ID=77505330ATLANTIC BEACH, Fla. -- Like Jacksonville, Atlantic Beach has gone down the road of debating a human right ordinance including protections for sexual orientation. The difference is, the beach community adopted one.

In August of 2014, the city approved a measure after nearly a year of intense debate.

Since then, records show, no one has filed a complaint alleging discrimination. The process involves a person filing a complaint with the city clerk and then calls for a mediator to sort out the facts.

"Doesn't surprise me personally. Don't think had an issue in the first place," said Atlantic Beach Mayor Mitch Reeves, who was not in office when the ordinance was initially adopted.

Reeves says the ordinance still surfaces in conversation, primarily with people talking about how the decision was made.

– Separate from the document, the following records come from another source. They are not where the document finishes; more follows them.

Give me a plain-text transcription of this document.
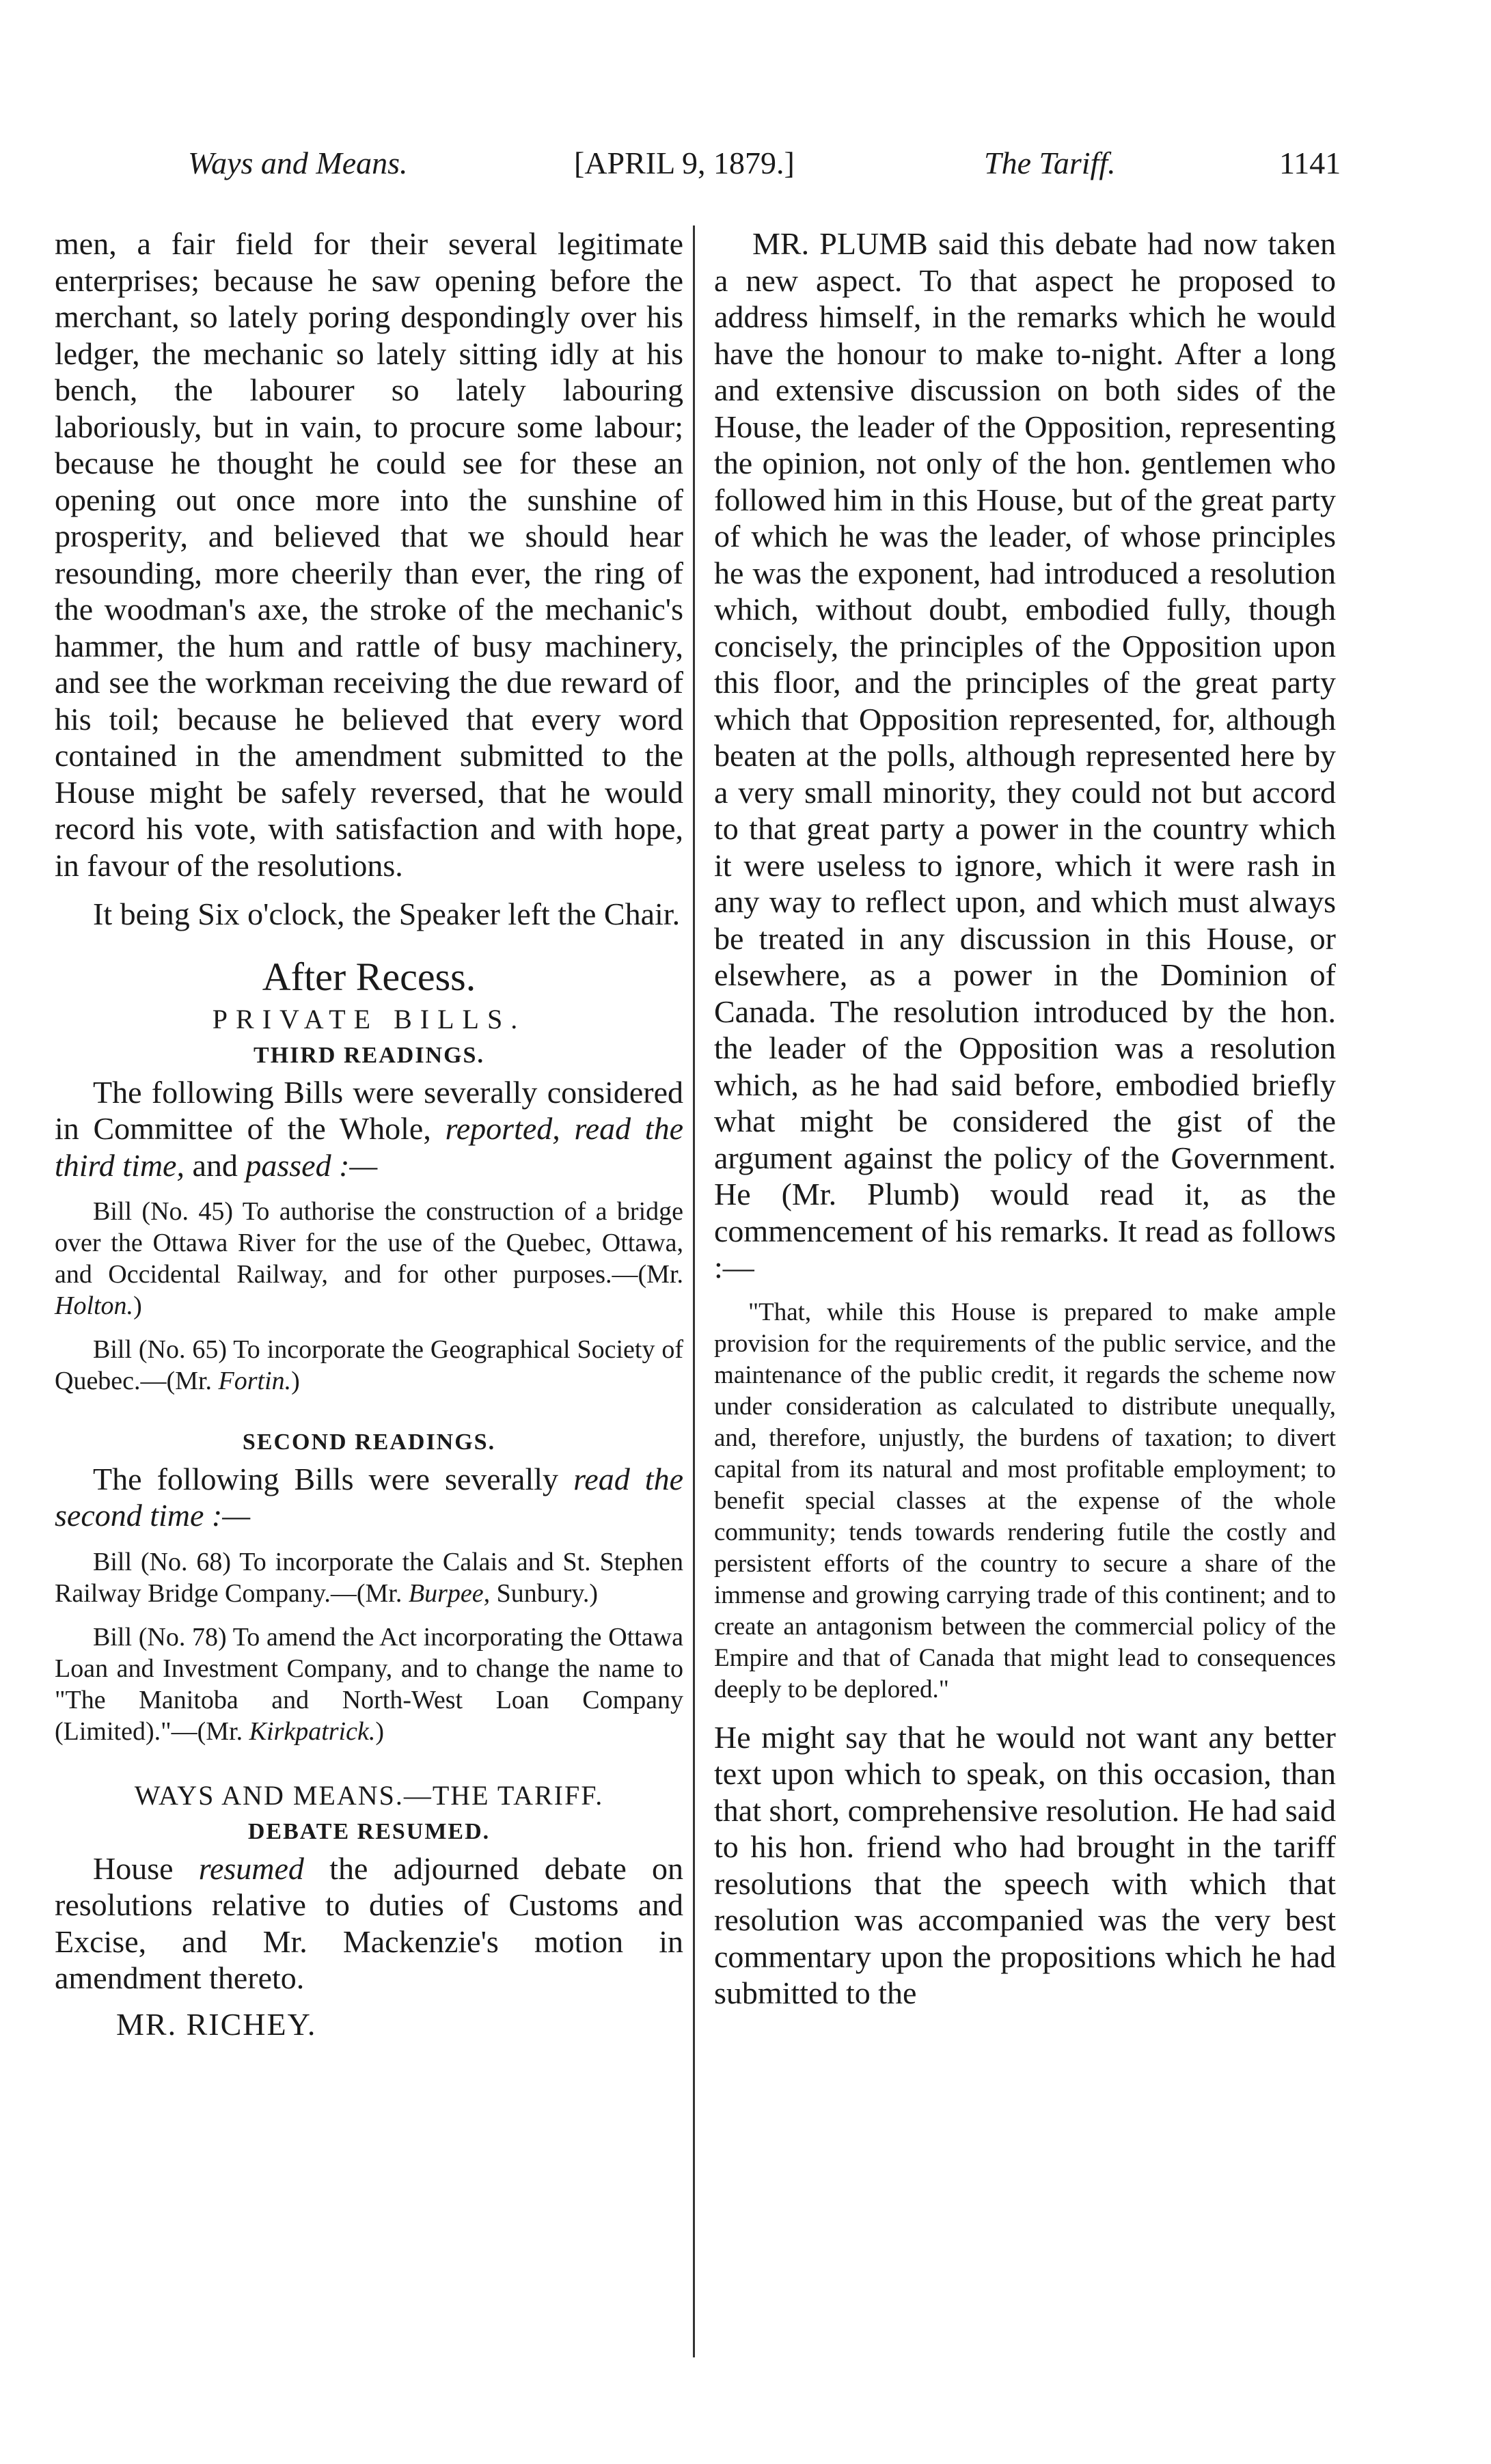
Ways and Means.	[APRIL 9, 1879.]	The Tariff.	1141

men, a fair field for their several legitimate enterprises; because he saw opening before the merchant, so lately poring despondingly over his ledger, the mechanic so lately sitting idly at his bench, the labourer so lately labouring laboriously, but in vain, to procure some labour; because he thought he could see for these an opening out once more into the sunshine of prosperity, and believed that we should hear resounding, more cheerily than ever, the ring of the woodman's axe, the stroke of the mechanic's hammer, the hum and rattle of busy machinery, and see the workman receiving the due reward of his toil; because he believed that every word contained in the amendment submitted to the House might be safely reversed, that he would record his vote, with satisfaction and with hope, in favour of the resolutions.

It being Six o'clock, the Speaker left the Chair.

After Recess.
PRIVATE BILLS.
THIRD READINGS.

The following Bills were severally considered in Committee of the Whole, reported, read the third time, and passed :—

Bill (No. 45) To authorise the construction of a bridge over the Ottawa River for the use of the Quebec, Ottawa, and Occidental Railway, and for other purposes.—(Mr. Holton.)

Bill (No. 65) To incorporate the Geographical Society of Quebec.—(Mr. Fortin.)

SECOND READINGS.

The following Bills were severally read the second time :—

Bill (No. 68) To incorporate the Calais and St. Stephen Railway Bridge Company.—(Mr. Burpee, Sunbury.)

Bill (No. 78) To amend the Act incorporating the Ottawa Loan and Investment Company, and to change the name to "The Manitoba and North-West Loan Company (Limited)."—(Mr. Kirkpatrick.)

WAYS AND MEANS.—THE TARIFF.
DEBATE RESUMED.

House resumed the adjourned debate on resolutions relative to duties of Customs and Excise, and Mr. Mackenzie's motion in amendment thereto.

MR. RICHEY.

MR. PLUMB said this debate had now taken a new aspect. To that aspect he proposed to address himself, in the remarks which he would have the honour to make to-night. After a long and extensive discussion on both sides of the House, the leader of the Opposition, representing the opinion, not only of the hon. gentlemen who followed him in this House, but of the great party of which he was the leader, of whose principles he was the exponent, had introduced a resolution which, without doubt, embodied fully, though concisely, the principles of the Opposition upon this floor, and the principles of the great party which that Opposition represented, for, although beaten at the polls, although represented here by a very small minority, they could not but accord to that great party a power in the country which it were useless to ignore, which it were rash in any way to reflect upon, and which must always be treated in any discussion in this House, or elsewhere, as a power in the Dominion of Canada. The resolution introduced by the hon. the leader of the Opposition was a resolution which, as he had said before, embodied briefly what might be considered the gist of the argument against the policy of the Government. He (Mr. Plumb) would read it, as the commencement of his remarks. It read as follows :—

"That, while this House is prepared to make ample provision for the requirements of the public service, and the maintenance of the public credit, it regards the scheme now under consideration as calculated to distribute unequally, and, therefore, unjustly, the burdens of taxation; to divert capital from its natural and most profitable employment; to benefit special classes at the expense of the whole community; tends towards rendering futile the costly and persistent efforts of the country to secure a share of the immense and growing carrying trade of this continent; and to create an antagonism between the commercial policy of the Empire and that of Canada that might lead to consequences deeply to be deplored."

He might say that he would not want any better text upon which to speak, on this occasion, than that short, comprehensive resolution. He had said to his hon. friend who had brought in the tariff resolutions that the speech with which that resolution was accompanied was the very best commentary upon the propositions which he had submitted to the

"People were a little upset that they were not able to vote on it," said Reeves, noting the commission made the final decision.

Dan Merkan with the Jacksonville Coalition for Equality was involved in supporting the Atlantic Beach ordinance and is also entangled in Jacksonville's debate on which road the city will take with its human rights ordinance.

Merkan is not a fan of a referendum, which a coalition of pastors have proposed along with City Councilman Bill Gulliford. "This is something our elected officials have done for other groups, they should do it for this group. That is why we elected people," said Merkan who wants elected officials to vote on any human rights ordinance.

Mayor Lenny Curry is still weighing options following three community meetings. The final community forum was held this week, drawing a standing room only crowd.

The city council has already voted on a human rights ordinance that included sexual orientation, voting it down by a narrow margin.